从 input_tensor 中，根据 positions 取出 mask 对应的输出。
将 input_tensor 经过一个全连接层和 layer_norm 层，得到 logits，形状为 [batch_size * max_predictions_per_seq, vocab_size]。
将 logits 和 output_weights 相乘，得到概率矩阵 log_probs，形状为 [batch_size * max_predictions_per_seq, vocab_size]，再经过 softmax。
将 log_probs 和真实标签 one_hot_labels 计算加权 loss。
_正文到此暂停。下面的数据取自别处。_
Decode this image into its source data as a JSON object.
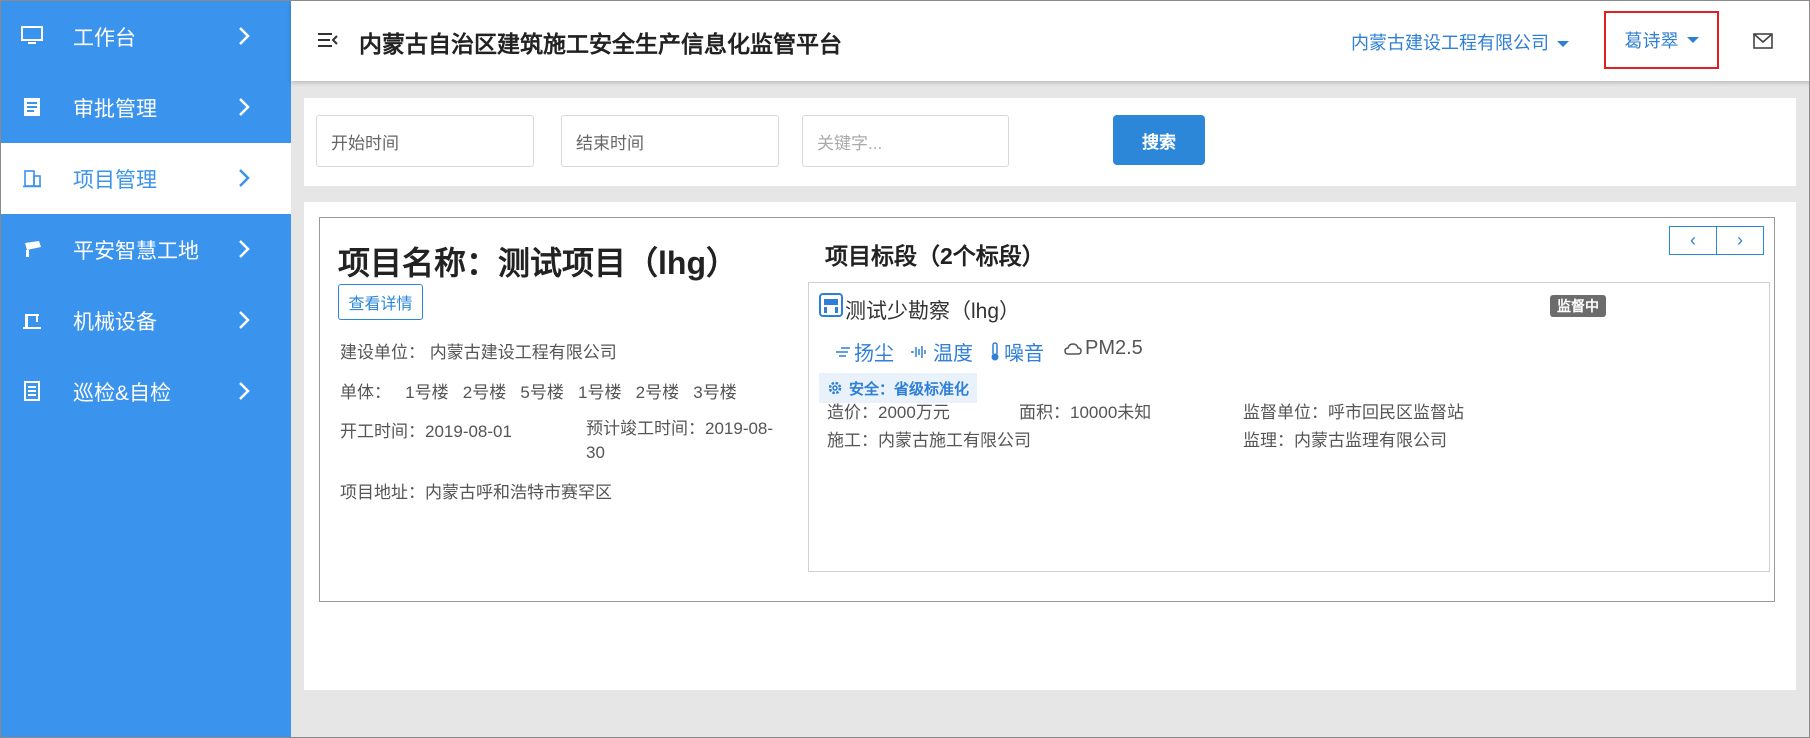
{
  "sidebar": {
    "items": [
      {
        "label": "工作台",
        "icon": "monitor-icon"
      },
      {
        "label": "审批管理",
        "icon": "document-icon"
      },
      {
        "label": "项目管理",
        "icon": "building-icon",
        "active": true
      },
      {
        "label": "平安智慧工地",
        "icon": "camera-icon"
      },
      {
        "label": "机械设备",
        "icon": "crane-icon"
      },
      {
        "label": "巡检&自检",
        "icon": "checklist-icon"
      }
    ]
  },
  "header": {
    "title": "内蒙古自治区建筑施工安全生产信息化监管平台",
    "company": "内蒙古建设工程有限公司",
    "user": "葛诗翠"
  },
  "search": {
    "start_placeholder": "开始时间",
    "end_placeholder": "结束时间",
    "keyword_placeholder": "关键字...",
    "button_label": "搜索"
  },
  "project": {
    "title": "项目名称：测试项目（lhg）",
    "detail_button": "查看详情",
    "builder": "建设单位： 内蒙古建设工程有限公司",
    "units": "单体：   1号楼   2号楼   5号楼   1号楼   2号楼   3号楼",
    "start_time": "开工时间：2019-08-01",
    "expected_finish": "预计竣工时间：2019-08-30",
    "address": "项目地址：内蒙古呼和浩特市赛罕区"
  },
  "segments": {
    "title": "项目标段（2个标段）",
    "prev": "‹",
    "next": "›",
    "current": {
      "name": "测试少勘察（lhg）",
      "status": "监督中",
      "sensors": [
        "扬尘",
        "温度",
        "噪音",
        "PM2.5"
      ],
      "safety": "安全：省级标准化",
      "cost": "造价：2000万元",
      "area": "面积：10000未知",
      "supervision": "监督单位：呼市回民区监督站",
      "construction": "施工：内蒙古施工有限公司",
      "supervisor": "监理：内蒙古监理有限公司"
    }
  },
  "colors": {
    "sidebar": "#3a93ec",
    "accent": "#2c87d8",
    "highlight_border": "#e02020"
  }
}
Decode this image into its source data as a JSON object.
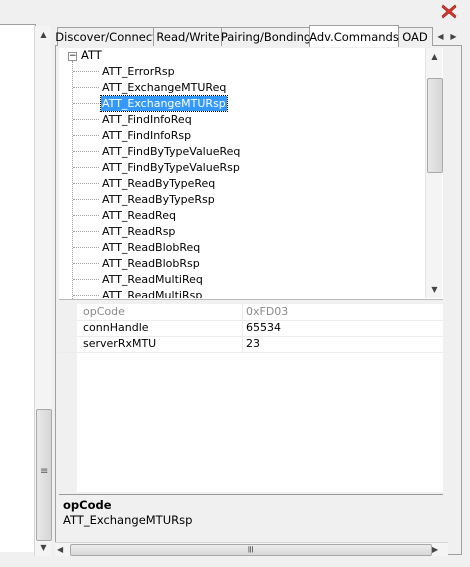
{
  "window": {
    "close_icon": "close-x-icon"
  },
  "tabs": [
    {
      "label": "Discover/Connect"
    },
    {
      "label": "Read/Write"
    },
    {
      "label": "Pairing/Bonding"
    },
    {
      "label": "Adv.Commands"
    },
    {
      "label": "OAD"
    }
  ],
  "active_tab": "Adv.Commands",
  "tree": {
    "root": {
      "toggle": "−",
      "label": "ATT"
    },
    "items": [
      {
        "label": "ATT_ErrorRsp"
      },
      {
        "label": "ATT_ExchangeMTUReq"
      },
      {
        "label": "ATT_ExchangeMTURsp"
      },
      {
        "label": "ATT_FindInfoReq"
      },
      {
        "label": "ATT_FindInfoRsp"
      },
      {
        "label": "ATT_FindByTypeValueReq"
      },
      {
        "label": "ATT_FindByTypeValueRsp"
      },
      {
        "label": "ATT_ReadByTypeReq"
      },
      {
        "label": "ATT_ReadByTypeRsp"
      },
      {
        "label": "ATT_ReadReq"
      },
      {
        "label": "ATT_ReadRsp"
      },
      {
        "label": "ATT_ReadBlobReq"
      },
      {
        "label": "ATT_ReadBlobRsp"
      },
      {
        "label": "ATT_ReadMultiReq"
      },
      {
        "label": "ATT_ReadMultiRsp"
      }
    ],
    "selected": "ATT_ExchangeMTURsp"
  },
  "properties": [
    {
      "name": "opCode",
      "value": "0xFD03",
      "readonly": true
    },
    {
      "name": "connHandle",
      "value": "65534",
      "readonly": false
    },
    {
      "name": "serverRxMTU",
      "value": "23",
      "readonly": false
    }
  ],
  "description": {
    "title": "opCode",
    "text": "ATT_ExchangeMTURsp"
  },
  "scroll_grip": "≡",
  "colors": {
    "selection": "#3399ff",
    "close_icon": "#d93a2b"
  }
}
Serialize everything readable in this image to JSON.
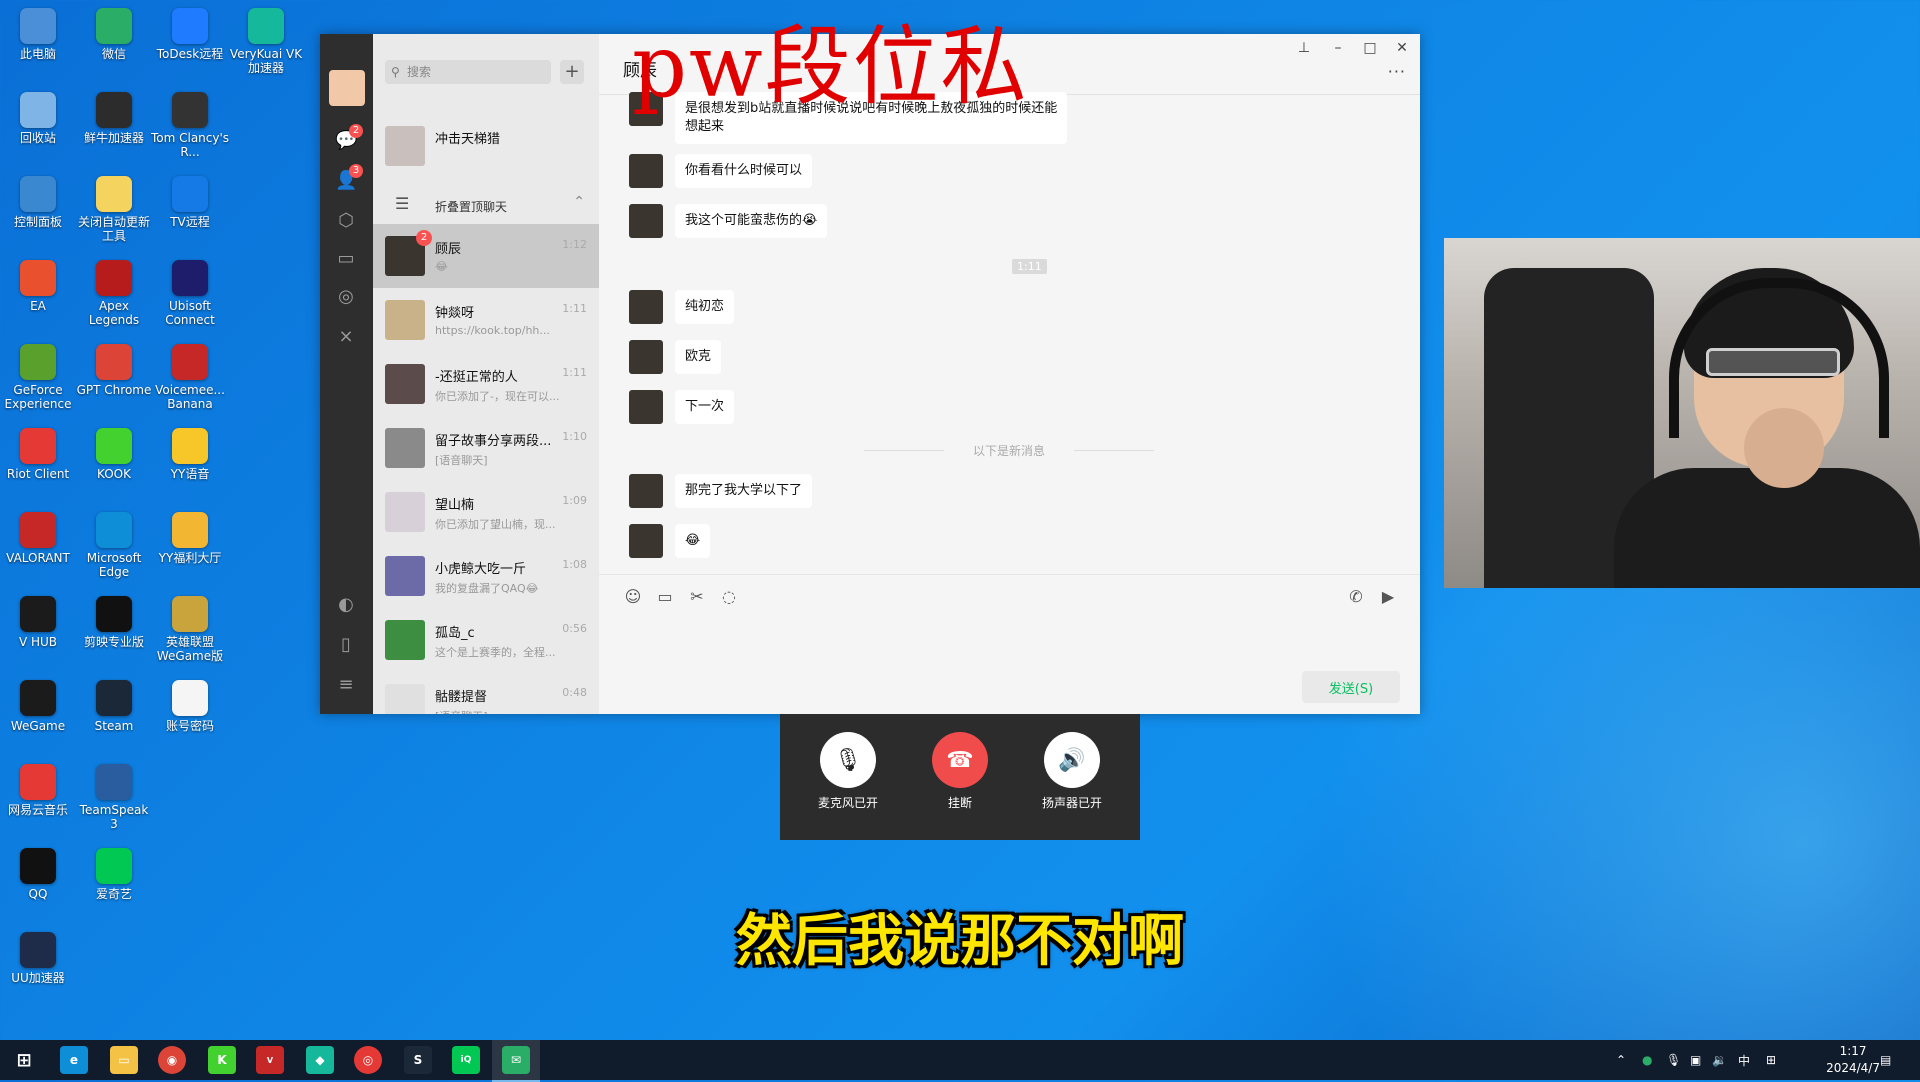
{
  "desktop": {
    "icons": [
      {
        "label": "此电脑",
        "color": "#4a8fd8"
      },
      {
        "label": "微信",
        "color": "#2aae67"
      },
      {
        "label": "ToDesk远程",
        "color": "#1f7bff"
      },
      {
        "label": "VeryKuai VK加速器",
        "color": "#15b89a"
      },
      {
        "label": "回收站",
        "color": "#7fb5e6"
      },
      {
        "label": "鲜牛加速器",
        "color": "#2c2c2c"
      },
      {
        "label": "Tom Clancy's R...",
        "color": "#333333"
      },
      {
        "label": "控制面板",
        "color": "#3a88d0"
      },
      {
        "label": "关闭自动更新工具",
        "color": "#f4d35e"
      },
      {
        "label": "TV远程",
        "color": "#1579e6"
      },
      {
        "label": "EA",
        "color": "#e8502e"
      },
      {
        "label": "Apex Legends",
        "color": "#b71c1c"
      },
      {
        "label": "Ubisoft Connect",
        "color": "#1d1d6b"
      },
      {
        "label": "GeForce Experience",
        "color": "#5aa02c"
      },
      {
        "label": "GPT Chrome",
        "color": "#db4437"
      },
      {
        "label": "Voicemee... Banana",
        "color": "#c62828"
      },
      {
        "label": "Riot Client",
        "color": "#e53935"
      },
      {
        "label": "KOOK",
        "color": "#43d12f"
      },
      {
        "label": "YY语音",
        "color": "#f7c629"
      },
      {
        "label": "VALORANT",
        "color": "#c62828"
      },
      {
        "label": "Microsoft Edge",
        "color": "#0f8ed8"
      },
      {
        "label": "YY福利大厅",
        "color": "#f2b632"
      },
      {
        "label": "V HUB",
        "color": "#1b1b1b"
      },
      {
        "label": "剪映专业版",
        "color": "#111111"
      },
      {
        "label": "英雄联盟WeGame版",
        "color": "#c9a43c"
      },
      {
        "label": "WeGame",
        "color": "#1b1b1b"
      },
      {
        "label": "Steam",
        "color": "#1b2838"
      },
      {
        "label": "账号密码",
        "color": "#f5f5f5"
      },
      {
        "label": "网易云音乐",
        "color": "#e53935"
      },
      {
        "label": "TeamSpeak 3",
        "color": "#2a5d9f"
      },
      {
        "label": "QQ",
        "color": "#111111"
      },
      {
        "label": "爱奇艺",
        "color": "#00c853"
      },
      {
        "label": "UU加速器",
        "color": "#1e2b49"
      }
    ]
  },
  "wechat": {
    "rail": {
      "chat_badge": "2",
      "contacts_badge": "3"
    },
    "search": {
      "placeholder": "搜索",
      "add": "+"
    },
    "conversations_top": [
      {
        "name": "冲击天梯猎",
        "preview": "",
        "time": ""
      }
    ],
    "folded_label": "折叠置顶聊天",
    "conversations": [
      {
        "name": "顾辰",
        "preview": "😂",
        "time": "1:12",
        "badge": "2",
        "avatar": "#3b3530",
        "selected": true
      },
      {
        "name": "钟燚呀",
        "preview": "https://kook.top/hh...",
        "time": "1:11",
        "badge": "",
        "avatar": "#c9b28a"
      },
      {
        "name": "-还挺正常的人",
        "preview": "你已添加了-，现在可以...",
        "time": "1:11",
        "badge": "",
        "avatar": "#5b4b4b"
      },
      {
        "name": "留子故事分享两段...",
        "preview": "[语音聊天]",
        "time": "1:10",
        "badge": "",
        "avatar": "#8a8a8a"
      },
      {
        "name": "望山楠",
        "preview": "你已添加了望山楠，现...",
        "time": "1:09",
        "badge": "",
        "avatar": "#d8d0d8"
      },
      {
        "name": "小虎鲸大吃一斤",
        "preview": "我的复盘漏了QAQ😂",
        "time": "1:08",
        "badge": "",
        "avatar": "#6d6aa8"
      },
      {
        "name": "孤岛_c",
        "preview": "这个是上赛季的，全程...",
        "time": "0:56",
        "badge": "",
        "avatar": "#3e8e41"
      },
      {
        "name": "骷髅提督",
        "preview": "[语音聊天]",
        "time": "0:48",
        "badge": "",
        "avatar": "#e0e0e0"
      }
    ],
    "chat": {
      "title": "顾辰",
      "more": "···",
      "messages": [
        {
          "text": "是很想发到b站就直播时候说说吧有时候晚上敖夜孤独的时候还能想起来",
          "multiline": true
        },
        {
          "text": "你看看什么时候可以"
        },
        {
          "text": "我这个可能蛮悲伤的😭"
        },
        {
          "text": "纯初恋"
        },
        {
          "text": "欧克"
        },
        {
          "text": "下一次"
        },
        {
          "text": "那完了我大学以下了"
        },
        {
          "text": "😂"
        }
      ],
      "message_line2": "想起来",
      "message_line1": "是很想发到b站就直播时候说说吧有时候晚上敖夜孤独的时候还能",
      "time_chip": "1:11",
      "new_divider": "以下是新消息",
      "send_label": "发送(S)"
    }
  },
  "call": {
    "mic_label": "麦克风已开",
    "hangup_label": "挂断",
    "speaker_label": "扬声器已开"
  },
  "overlay": {
    "watermark": "pw段位私",
    "subtitle": "然后我说那不对啊"
  },
  "taskbar": {
    "ime": "中",
    "time": "1:17",
    "date": "2024/4/7"
  }
}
# input_tensor: [batch_size, seq_length, hidden_size]
# output_weights: [vocab_size, hidden_size]
def get_masked_lm_output(bert_config, input_tensor, output_weights, positions,
                         label_ids, label_weights):
    """Get loss and log probs for the masked LM."""
    # 取出 mask 的元素
    # input_tensor: [batch_size, seq_length, hidden_size]
    # input_tensor: [batch_size * max_predictions_per_seq, hidden_size]
    input_tensor = gather_indexes(input_tensor, positions)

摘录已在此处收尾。